WASHINGTON (AP) — The highly resilient U.S. economy was already showing signs of strain even before the launch of the Iran war, data released Friday showed, underscoring the risks that rising gasoline and energy prices may pose.
The economy barely grew in the final three months of last year, the Commerce Department said, as it cut its estimate of fourth-quarter growth in half. Consumer spending, after adjusting for inflation, was anemic in January, as inflation remained sticky-high. Hiring has also ground largely to a standstill. And Americans’ outlook for the economy tumbled after the U.S. and Israel attacked Iran, according to a survey of consumer sentiment also released Friday.
Gasoline prices have raced closer to $4 per gallon during the war, squeezing many household budgets that are already under pressure. Many Americans will receive larger-than-usual tax refunds in March and April because of the passage of President Donald Trump’s tax cut law last year, but higher gas costs, if they persist, could soak up much or even all of those gains.
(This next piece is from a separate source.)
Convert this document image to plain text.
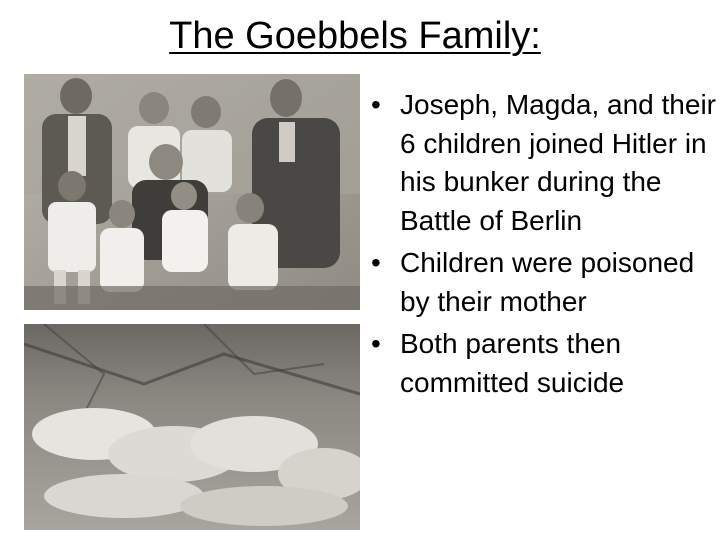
The Goebbels Family:
• Joseph, Magda, and their 6 children joined Hitler in his bunker during the Battle of Berlin
• Children were poisoned by their mother
• Both parents then committed suicide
What’s more, the Dow Jones has now fallen for three weeks straight, possibly impacting the wealthier U.S. households that have helped prop up overall consumer spending as lower-income families pull back.
“Underlying inflation pressures were already rising ahead of the war in the Middle East and are set to intensify,” Diane Swonk, chief economist at KPMG, said. Some Federal Reserve officials could even push for a hike in interest rates at its meeting next week, she added, though the central bank will probably stand pat.
Mortgage rates have been rising since the conflict began, likely because investors expect inflation will remain high. That could further weigh on the U.S. housing market, which has been in a slump dating back to 2022, when mortgage rates began to climb from pandemic-era lows.
Last fall’s 43-day government shutdown also hobbled growth at the end of last year. The economy advanced at an unexpectedly sluggish 0.7% annual rate from October through December, the Commerce Department reported Friday in a big downgrade from its initial estimate of 1.4%.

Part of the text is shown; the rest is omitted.